Sesame Street started out as an experiment in a new kind of educational television for preschool-age children. From its inception, each episode of the show has been written and produced to achieve specific curriculum goals, and intensive research is conducted to help each show achieve those goals and to measure whether the goals are being met. At the same time, each episode of the show is also written to grab and hold the young audience's attention by entertaining them with amazingly clever and sophisticated comedy, graphics, and music, multi-dimensional puppet and human characters, and engaging plots.
As the panelists explained, Sesame Street writers were recruited from the Harvard Lampoon, comedy shows and clubs, and Broadway. Traditional children's literature writers were not welcome. Consequently, each show has multiple levels of humor and wit that delight adult viewers as much as the kids. The three-year-old viewer may not know or care that "Letter B" is a hilarious riff on the Beatles' "Let it Be," but he or she can still enjoy the song on its own terms.
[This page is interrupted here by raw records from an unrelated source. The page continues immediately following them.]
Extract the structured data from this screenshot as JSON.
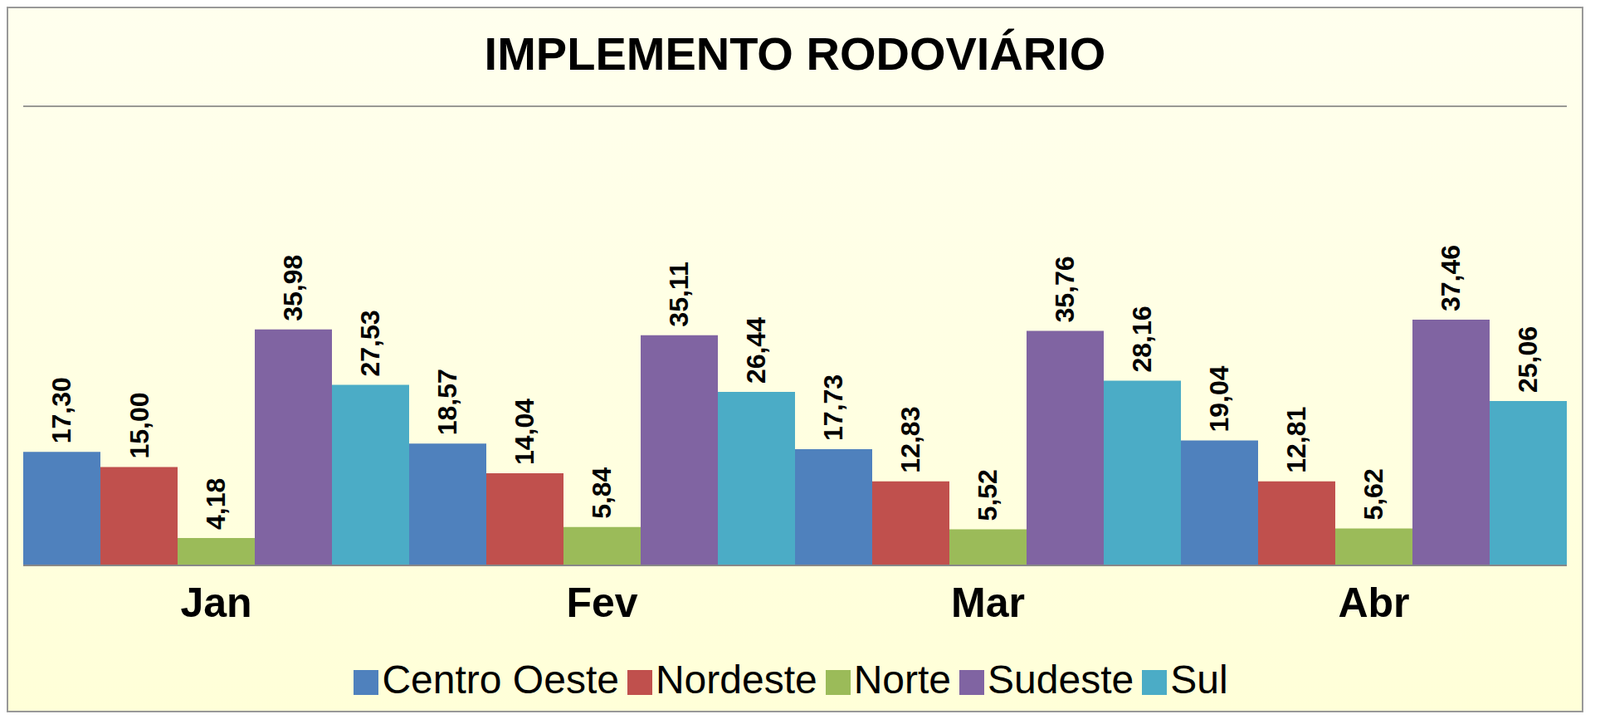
{
  "chart_data": {
    "type": "bar",
    "title": "IMPLEMENTO RODOVIÁRIO",
    "categories": [
      "Jan",
      "Fev",
      "Mar",
      "Abr"
    ],
    "series": [
      {
        "name": "Centro Oeste",
        "color": "#4F81BD",
        "values": [
          17.3,
          18.57,
          17.73,
          19.04
        ],
        "value_labels": [
          "17,30",
          "18,57",
          "17,73",
          "19,04"
        ]
      },
      {
        "name": "Nordeste",
        "color": "#C0504D",
        "values": [
          15.0,
          14.04,
          12.83,
          12.81
        ],
        "value_labels": [
          "15,00",
          "14,04",
          "12,83",
          "12,81"
        ]
      },
      {
        "name": "Norte",
        "color": "#9BBB59",
        "values": [
          4.18,
          5.84,
          5.52,
          5.62
        ],
        "value_labels": [
          "4,18",
          "5,84",
          "5,52",
          "5,62"
        ]
      },
      {
        "name": "Sudeste",
        "color": "#8064A2",
        "values": [
          35.98,
          35.11,
          35.76,
          37.46
        ],
        "value_labels": [
          "35,98",
          "35,11",
          "35,76",
          "37,46"
        ]
      },
      {
        "name": "Sul",
        "color": "#4BACC6",
        "values": [
          27.53,
          26.44,
          28.16,
          25.06
        ],
        "value_labels": [
          "27,53",
          "26,44",
          "28,16",
          "25,06"
        ]
      }
    ],
    "ylim": [
      0,
      70
    ],
    "yticks": [
      0,
      10,
      20,
      30,
      40,
      50,
      60,
      70
    ],
    "grid": true,
    "legend": "bottom",
    "data_labels": true,
    "tick_labels": "x"
  }
}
Sesame Street was certainly influenced by earlier kids' shows, but it added a level of contemporary wit, edge, and intelligence, all in the service of predefined and explicit educational goals that resulted in a transformative new kind of kids show. We can all be grateful that Sesame Street has continued to renew and reinvent itself for successive generations of children and parents around the globe.
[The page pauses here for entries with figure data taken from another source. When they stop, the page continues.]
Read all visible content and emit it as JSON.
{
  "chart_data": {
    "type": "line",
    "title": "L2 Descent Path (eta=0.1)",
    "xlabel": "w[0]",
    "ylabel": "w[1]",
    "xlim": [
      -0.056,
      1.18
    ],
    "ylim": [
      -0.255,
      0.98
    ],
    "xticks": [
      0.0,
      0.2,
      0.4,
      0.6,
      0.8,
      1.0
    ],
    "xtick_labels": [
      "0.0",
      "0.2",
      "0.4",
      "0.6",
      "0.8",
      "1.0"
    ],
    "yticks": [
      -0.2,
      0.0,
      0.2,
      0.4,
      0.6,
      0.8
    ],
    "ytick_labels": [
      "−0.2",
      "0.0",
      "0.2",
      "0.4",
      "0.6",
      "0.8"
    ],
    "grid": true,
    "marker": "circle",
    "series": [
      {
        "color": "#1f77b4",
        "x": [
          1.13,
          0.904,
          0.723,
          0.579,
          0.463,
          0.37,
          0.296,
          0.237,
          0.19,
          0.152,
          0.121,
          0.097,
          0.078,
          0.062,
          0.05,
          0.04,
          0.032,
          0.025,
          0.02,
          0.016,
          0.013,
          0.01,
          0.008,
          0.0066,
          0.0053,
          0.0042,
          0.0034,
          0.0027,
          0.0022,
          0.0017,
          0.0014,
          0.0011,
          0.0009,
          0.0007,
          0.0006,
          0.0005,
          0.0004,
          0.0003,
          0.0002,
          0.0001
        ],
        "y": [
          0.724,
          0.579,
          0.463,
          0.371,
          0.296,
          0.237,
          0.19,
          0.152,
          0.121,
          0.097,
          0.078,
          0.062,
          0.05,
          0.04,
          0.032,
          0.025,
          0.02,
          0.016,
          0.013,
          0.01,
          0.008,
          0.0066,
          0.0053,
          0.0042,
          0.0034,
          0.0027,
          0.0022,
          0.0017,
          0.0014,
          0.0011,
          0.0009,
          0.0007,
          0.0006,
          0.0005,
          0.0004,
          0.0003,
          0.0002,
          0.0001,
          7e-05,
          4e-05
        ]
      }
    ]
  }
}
In honor of Sesame Street's 40th anniversary, there is a special DVD compilation available -- Sesame Street: 40 Years of Sunny Days, a commemorative collection with over 5 hours of iconic moments, favorite songs, celebrity segments and exclusive backstage footage. There's also a wonderful new book about the show's history, Sesame Street: A Celebration of 40 Years of Life on the Street, which provides an insider's view of all of the Muppet and human characters, as well as the writers, directors, producers, and other creative people who have made learning fun for generations of kids.